Acute intracranial hemorrhage in patients with COVID-19. A, A 74-year-old man with COVID-19, intubated for hypoxic respiratory failure and on heparin due to a history of stented carotid stenosis. On day 10 of intensive care unit admission, he suddenly became unresponsive, and neurologic examination revealed absent brain stem reflexes. Brain CT showed extensive supra- and infratentorial acute hemorrhage with subarachnoid and intraventricular extensions, along with cerebral swelling and hypodensity (likely hypoperfusion injury), as well as uncal, subfalcine, and transtentorial herniations. B, A 61-year-old woman with COVID-19 and compensated hepatic cirrhosis (due to primary sclerosing cholangitis). On day 7 of intensive care unit admission, the patient developed right-sided weakness and numbness. Brain CT showed left parietal intraparenchymal hemorrhage with surrounding vasogenic edema. C, A 68-year-old man with COVID-19 was found fallen. Head CT showed bilateral inferior frontal lobe hemorrhagic contusions and a small subarachnoid hemorrhage, suggesting traumatic brain injury, likely related to the fall. D, A 61-year-old man with COVID-19 who presented after a fall.
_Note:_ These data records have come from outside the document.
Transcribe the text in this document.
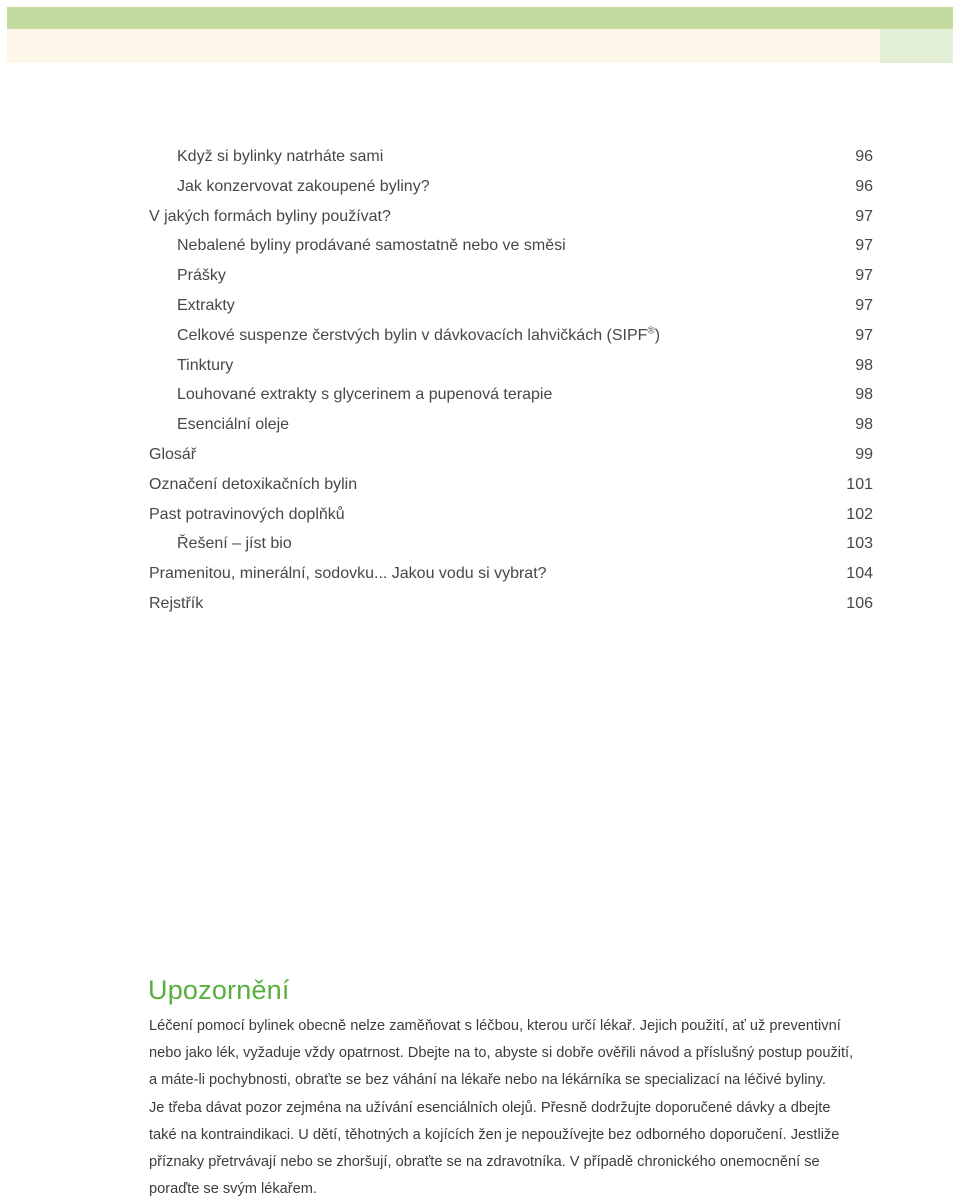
Když si bylinky natrháte sami	96
Jak konzervovat zakoupené byliny?	96
V jakých formách byliny používat?	97
Nebalené byliny prodávané samostatně nebo ve směsi	97
Prášky	97
Extrakty	97
Celkové suspenze čerstvých bylin v dávkovacích lahvičkách (SIPF®)	97
Tinktury	98
Louhované extrakty s glycerinem a pupenová terapie	98
Esenciální oleje	98
Glosář	99
Označení detoxikačních bylin	101
Past potravinových doplňků	102
Řešení – jíst bio	103
Pramenitou, minerální, sodovku... Jakou vodu si vybrat?	104
Rejstřík	106
Upozornění

Léčení pomocí bylinek obecně nelze zaměňovat s léčbou, kterou určí lékař. Jejich použití, ať už preventivní
nebo jako lék, vyžaduje vždy opatrnost. Dbejte na to, abyste si dobře ověřili návod a příslušný postup použití,
a máte-li pochybnosti, obraťte se bez váhání na lékaře nebo na lékárníka se specializací na léčivé byliny.
Je třeba dávat pozor zejména na užívání esenciálních olejů. Přesně dodržujte doporučené dávky a dbejte
také na kontraindikaci. U dětí, těhotných a kojících žen je nepoužívejte bez odborného doporučení. Jestliže
příznaky přetrvávají nebo se zhoršují, obraťte se na zdravotníka. V případě chronického onemocnění se
poraďte se svým lékařem.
Brain CT revealed acute left cerebral convexity subdural and left ambient cistern subarachnoid hemorrhage, possibly related to the fall.
FIG 2.
FIG 2.
Acute or subacute infarct in patients with COVID-19. A, A 62-year-old man with COVID-19, intubated for acute hypoxic respiratory failure, who initially presented with left MCA syndrome. Noncontrast head CT showed a dense left MCA sign suggesting a left MCA occlusion, later confirmed on CT angiography and catheter angiography (not shown here). B, A 77-year-old woman with COVID-19 presented with left-sided weakness. Noncontrast CT showed an acute/subacute right MCA territory infarct. C, A 63-year-old COVID-19 patient with ataxia. Brain MRI revealed a patchy acute infarct in the left cerebellar hemisphere. D, A 78-year-old man with COVID-19 presented following an unwitnessed fall. Brain MRI showed left more than right cingulate gyrus and callosal body acute infarct.